A coalition of refugee aid groups began a campaign yesterday to win special status for people fleeing strife-torn El Salvador.

Patrice Perillie of the Central American Refugee Center here called on the U.S. government to grant the Salvadorans temporary asylum until conditions stabilize in their homeland.

Such status was granted refugees from Nicaragua and Vietnam, Perillie said, but has been denied Salvadorans who are classified as economic, rather than political, refugees.

Currently, 200 to 300 Salvadorans are returned from the United States to Salvador every day, she said, and are endangered by fighting between the U.S.-backed junta that governs the nation and leftist guerrillas.

One case Perillie cited was Santana Chirino Amaya, who she said was found murdered in El Salvador two months after having been deported from the United States a second time.
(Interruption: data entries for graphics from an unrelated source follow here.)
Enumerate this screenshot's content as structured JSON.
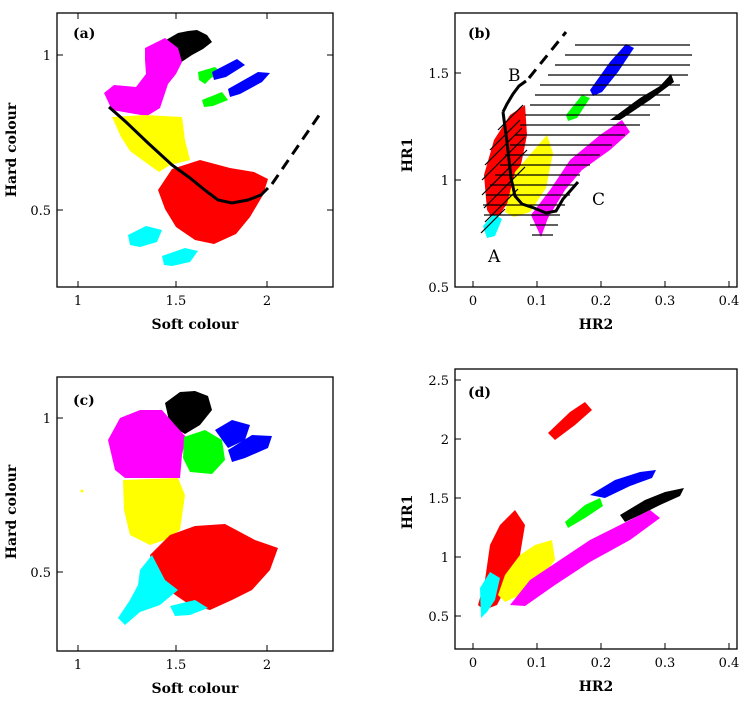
{
  "colors": {
    "black": "#000000",
    "magenta": "#ff00ff",
    "green": "#00ff00",
    "blue": "#0000ff",
    "yellow": "#ffff00",
    "red": "#ff0000",
    "cyan": "#00ffff"
  },
  "chart_data": [
    {
      "panel": "(a)",
      "type": "scatter",
      "xlabel": "Soft colour",
      "ylabel": "Hard colour",
      "xlim": [
        0.95,
        2.35
      ],
      "ylim": [
        0.27,
        1.15
      ],
      "xticks": [
        1,
        1.5,
        2
      ],
      "yticks": [
        0.5,
        1
      ],
      "series": [
        {
          "color": "black",
          "points": [
            [
              1.6,
              0.98
            ],
            [
              1.7,
              1.06
            ]
          ]
        },
        {
          "color": "magenta",
          "points": [
            [
              1.25,
              0.84
            ],
            [
              1.6,
              0.98
            ],
            [
              1.42,
              0.8
            ]
          ]
        },
        {
          "color": "green",
          "points": [
            [
              1.72,
              0.86
            ],
            [
              1.82,
              0.92
            ]
          ]
        },
        {
          "color": "blue",
          "points": [
            [
              1.85,
              0.88
            ],
            [
              2.05,
              0.96
            ]
          ]
        },
        {
          "color": "yellow",
          "points": [
            [
              1.3,
              0.7
            ],
            [
              1.55,
              0.8
            ],
            [
              1.55,
              0.6
            ]
          ]
        },
        {
          "color": "red",
          "points": [
            [
              1.5,
              0.52
            ],
            [
              2.0,
              0.58
            ],
            [
              1.75,
              0.4
            ]
          ]
        },
        {
          "color": "cyan",
          "points": [
            [
              1.3,
              0.38
            ],
            [
              1.55,
              0.42
            ],
            [
              1.45,
              0.32
            ]
          ]
        }
      ],
      "curve_solid": [
        [
          1.15,
          0.83
        ],
        [
          1.3,
          0.74
        ],
        [
          1.5,
          0.62
        ],
        [
          1.65,
          0.55
        ],
        [
          1.8,
          0.52
        ],
        [
          1.95,
          0.54
        ],
        [
          2.02,
          0.56
        ]
      ],
      "curve_dashed": [
        [
          2.02,
          0.56
        ],
        [
          2.3,
          0.8
        ]
      ]
    },
    {
      "panel": "(b)",
      "type": "scatter",
      "xlabel": "HR2",
      "ylabel": "HR1",
      "xlim": [
        -0.04,
        0.4
      ],
      "ylim": [
        0.5,
        1.75
      ],
      "xticks": [
        0,
        0.1,
        0.2,
        0.3,
        0.4
      ],
      "yticks": [
        0.5,
        1,
        1.5
      ],
      "series": [
        {
          "color": "cyan",
          "points": [
            [
              0.02,
              0.78
            ],
            [
              0.04,
              0.86
            ]
          ]
        },
        {
          "color": "red",
          "points": [
            [
              0.04,
              1.0
            ],
            [
              0.08,
              1.3
            ],
            [
              0.06,
              0.9
            ]
          ]
        },
        {
          "color": "yellow",
          "points": [
            [
              0.08,
              1.0
            ],
            [
              0.13,
              1.15
            ],
            [
              0.12,
              0.85
            ]
          ]
        },
        {
          "color": "magenta",
          "points": [
            [
              0.12,
              0.85
            ],
            [
              0.22,
              1.1
            ],
            [
              0.27,
              1.3
            ]
          ]
        },
        {
          "color": "green",
          "points": [
            [
              0.16,
              1.2
            ],
            [
              0.2,
              1.32
            ]
          ]
        },
        {
          "color": "blue",
          "points": [
            [
              0.2,
              1.35
            ],
            [
              0.25,
              1.62
            ]
          ]
        },
        {
          "color": "black",
          "points": [
            [
              0.22,
              1.25
            ],
            [
              0.3,
              1.47
            ]
          ]
        }
      ],
      "curve_solid": [
        [
          0.05,
          1.38
        ],
        [
          0.06,
          1.2
        ],
        [
          0.065,
          0.95
        ],
        [
          0.09,
          0.86
        ],
        [
          0.12,
          0.83
        ],
        [
          0.14,
          0.9
        ],
        [
          0.16,
          0.97
        ]
      ],
      "curve_dashed": [
        [
          0.085,
          1.44
        ],
        [
          0.155,
          1.72
        ]
      ],
      "annotations": [
        {
          "text": "A",
          "x": 0.035,
          "y": 0.6
        },
        {
          "text": "B",
          "x": 0.072,
          "y": 1.47
        },
        {
          "text": "C",
          "x": 0.19,
          "y": 0.87
        }
      ]
    },
    {
      "panel": "(c)",
      "type": "scatter",
      "xlabel": "Soft colour",
      "ylabel": "Hard colour",
      "xlim": [
        0.95,
        2.35
      ],
      "ylim": [
        0.27,
        1.15
      ],
      "xticks": [
        1,
        1.5,
        2
      ],
      "yticks": [
        0.5,
        1
      ],
      "series": [
        {
          "color": "black",
          "points": [
            [
              1.5,
              0.97
            ],
            [
              1.65,
              1.06
            ]
          ]
        },
        {
          "color": "magenta",
          "points": [
            [
              1.2,
              0.9
            ],
            [
              1.55,
              0.98
            ],
            [
              1.45,
              0.78
            ]
          ]
        },
        {
          "color": "green",
          "points": [
            [
              1.65,
              0.85
            ],
            [
              1.75,
              0.93
            ]
          ]
        },
        {
          "color": "blue",
          "points": [
            [
              1.8,
              0.88
            ],
            [
              2.02,
              0.96
            ]
          ]
        },
        {
          "color": "yellow",
          "points": [
            [
              1.25,
              0.7
            ],
            [
              1.5,
              0.76
            ],
            [
              1.45,
              0.6
            ]
          ]
        },
        {
          "color": "red",
          "points": [
            [
              1.45,
              0.5
            ],
            [
              2.05,
              0.55
            ],
            [
              1.7,
              0.4
            ]
          ]
        },
        {
          "color": "cyan",
          "points": [
            [
              1.3,
              0.38
            ],
            [
              1.55,
              0.42
            ],
            [
              1.4,
              0.3
            ]
          ]
        }
      ]
    },
    {
      "panel": "(d)",
      "type": "scatter",
      "xlabel": "HR2",
      "ylabel": "HR1",
      "xlim": [
        -0.04,
        0.4
      ],
      "ylim": [
        0.35,
        2.65
      ],
      "xticks": [
        0,
        0.1,
        0.2,
        0.3,
        0.4
      ],
      "yticks": [
        0.5,
        1,
        1.5,
        2,
        2.5
      ],
      "series": [
        {
          "color": "red",
          "points": [
            [
              0.04,
              0.9
            ],
            [
              0.08,
              1.3
            ],
            [
              0.02,
              0.6
            ]
          ]
        },
        {
          "color": "cyan",
          "points": [
            [
              0.01,
              0.55
            ],
            [
              0.03,
              0.75
            ]
          ]
        },
        {
          "color": "yellow",
          "points": [
            [
              0.08,
              1.0
            ],
            [
              0.12,
              1.15
            ],
            [
              0.06,
              0.65
            ]
          ]
        },
        {
          "color": "magenta",
          "points": [
            [
              0.1,
              0.9
            ],
            [
              0.2,
              1.15
            ],
            [
              0.27,
              1.3
            ]
          ]
        },
        {
          "color": "green",
          "points": [
            [
              0.16,
              1.28
            ],
            [
              0.2,
              1.42
            ]
          ]
        },
        {
          "color": "blue",
          "points": [
            [
              0.2,
              1.48
            ],
            [
              0.27,
              1.7
            ]
          ]
        },
        {
          "color": "black",
          "points": [
            [
              0.24,
              1.3
            ],
            [
              0.32,
              1.56
            ]
          ]
        },
        {
          "color": "red",
          "points": [
            [
              0.13,
              2.05
            ],
            [
              0.18,
              2.3
            ]
          ]
        }
      ]
    }
  ]
}
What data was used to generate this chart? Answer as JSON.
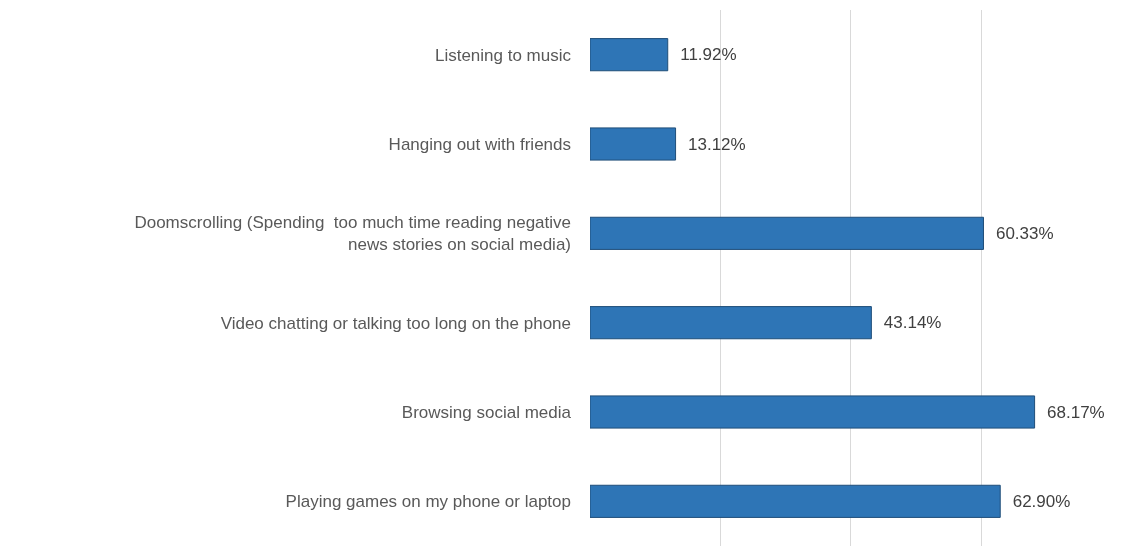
{
  "chart_data": {
    "type": "bar",
    "orientation": "horizontal",
    "categories": [
      "Listening to music",
      "Hanging out with friends",
      "Doomscrolling (Spending  too much time reading negative\nnews stories on social media)",
      "Video chatting or talking too long on the phone",
      "Browsing social media",
      "Playing games on my phone or laptop"
    ],
    "values": [
      11.92,
      13.12,
      60.33,
      43.14,
      68.17,
      62.9
    ],
    "value_labels": [
      "11.92%",
      "13.12%",
      "60.33%",
      "43.14%",
      "68.17%",
      "62.90%"
    ],
    "color": "#2e75b6",
    "grid": "x",
    "tick_labels": "y",
    "legend": false
  }
}
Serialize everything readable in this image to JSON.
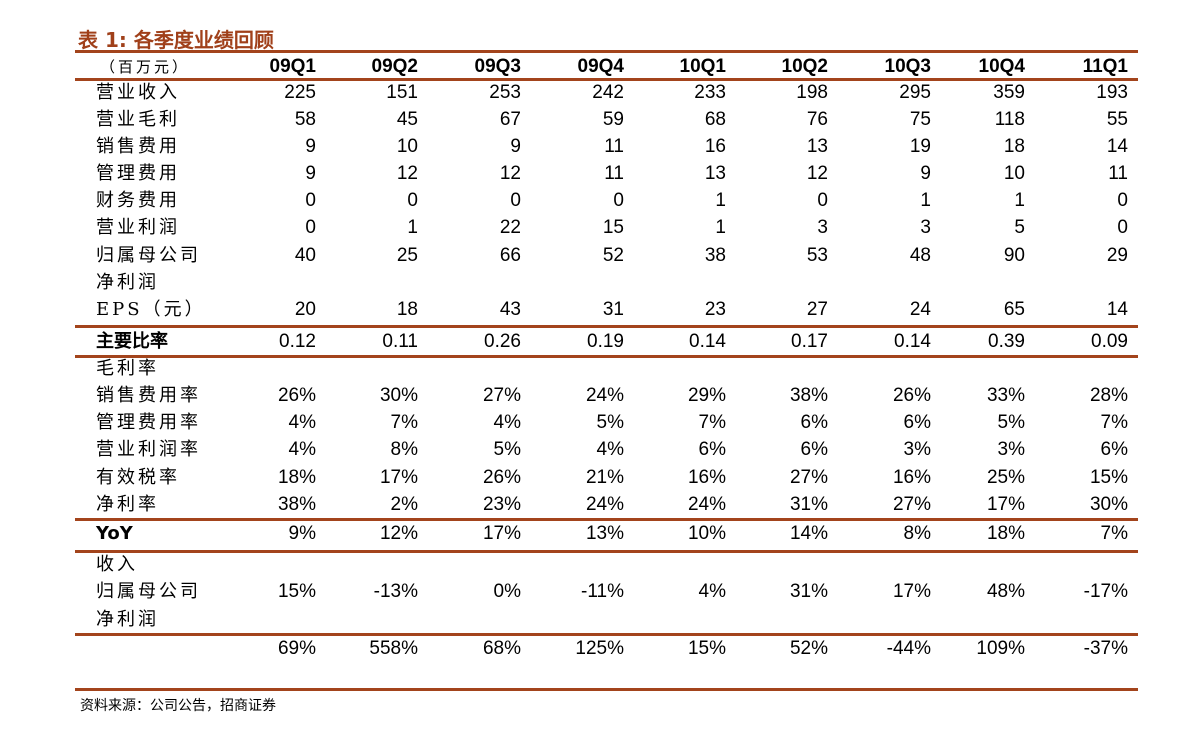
{
  "title": "表 1:  各季度业绩回顾",
  "table": {
    "unit_label": "（百万元）",
    "columns": [
      "09Q1",
      "09Q2",
      "09Q3",
      "09Q4",
      "10Q1",
      "10Q2",
      "10Q3",
      "10Q4",
      "11Q1"
    ],
    "rows": [
      {
        "label": "营业收入",
        "values": [
          "225",
          "151",
          "253",
          "242",
          "233",
          "198",
          "295",
          "359",
          "193"
        ]
      },
      {
        "label": "营业毛利",
        "values": [
          "58",
          "45",
          "67",
          "59",
          "68",
          "76",
          "75",
          "118",
          "55"
        ]
      },
      {
        "label": "销售费用",
        "values": [
          "9",
          "10",
          "9",
          "11",
          "16",
          "13",
          "19",
          "18",
          "14"
        ]
      },
      {
        "label": "管理费用",
        "values": [
          "9",
          "12",
          "12",
          "11",
          "13",
          "12",
          "9",
          "10",
          "11"
        ]
      },
      {
        "label": "财务费用",
        "values": [
          "0",
          "0",
          "0",
          "0",
          "1",
          "0",
          "1",
          "1",
          "0"
        ]
      },
      {
        "label": "营业利润",
        "values": [
          "0",
          "1",
          "22",
          "15",
          "1",
          "3",
          "3",
          "5",
          "0"
        ]
      },
      {
        "label": "归属母公司",
        "values": [
          "40",
          "25",
          "66",
          "52",
          "38",
          "53",
          "48",
          "90",
          "29"
        ]
      },
      {
        "label": "净利润",
        "values": []
      },
      {
        "label": "EPS（元）",
        "values": [
          "20",
          "18",
          "43",
          "31",
          "23",
          "27",
          "24",
          "65",
          "14"
        ]
      },
      {
        "label": "主要比率",
        "bold": true,
        "values": [
          "0.12",
          "0.11",
          "0.26",
          "0.19",
          "0.14",
          "0.17",
          "0.14",
          "0.39",
          "0.09"
        ]
      },
      {
        "label": "毛利率",
        "values": []
      },
      {
        "label": "销售费用率",
        "values": [
          "26%",
          "30%",
          "27%",
          "24%",
          "29%",
          "38%",
          "26%",
          "33%",
          "28%"
        ]
      },
      {
        "label": "管理费用率",
        "values": [
          "4%",
          "7%",
          "4%",
          "5%",
          "7%",
          "6%",
          "6%",
          "5%",
          "7%"
        ]
      },
      {
        "label": "营业利润率",
        "values": [
          "4%",
          "8%",
          "5%",
          "4%",
          "6%",
          "6%",
          "3%",
          "3%",
          "6%"
        ]
      },
      {
        "label": "有效税率",
        "values": [
          "18%",
          "17%",
          "26%",
          "21%",
          "16%",
          "27%",
          "16%",
          "25%",
          "15%"
        ]
      },
      {
        "label": "净利率",
        "values": [
          "38%",
          "2%",
          "23%",
          "24%",
          "24%",
          "31%",
          "27%",
          "17%",
          "30%"
        ]
      },
      {
        "label": "YoY",
        "bold": true,
        "values": [
          "9%",
          "12%",
          "17%",
          "13%",
          "10%",
          "14%",
          "8%",
          "18%",
          "7%"
        ]
      },
      {
        "label": "收入",
        "values": []
      },
      {
        "label": "归属母公司",
        "values": [
          "15%",
          "-13%",
          "0%",
          "-11%",
          "4%",
          "31%",
          "17%",
          "48%",
          "-17%"
        ]
      },
      {
        "label": "净利润",
        "values": []
      },
      {
        "label": "",
        "values": [
          "69%",
          "558%",
          "68%",
          "125%",
          "15%",
          "52%",
          "-44%",
          "109%",
          "-37%"
        ]
      }
    ]
  },
  "source": "资料来源：公司公告，招商证券",
  "colors": {
    "accent": "#a3441c"
  }
}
His killer is not known, she said.

Meanwhile, a private delegation just back from a 10-day visit to El Salvador yesterday said there are "grounds for confidence" that free elections can be held in March to bring an end to El Salvador's bloody civil war.

The seven-member committee--representing civic, academic, religious and other private groups--was in El Salvador Dec. 4-13.

It was co-chaired by Clark Kerr, president emeritus of the University of California at Berkeley, and Angier Biddle Duke, a former ambassador to El Salvador.

In a joint report presented at a news conference, the group said:

"While we see no easy road ahead for El Salvador, some essential steps toward peaceful democratic solutions to the current and often violent conflicts are under way: the sweeping land-reform program enacted by the Christian Democratic government in March and April of 1980 and the elections that are scheduled for March 28, 1982, to name a Constituent Assembly."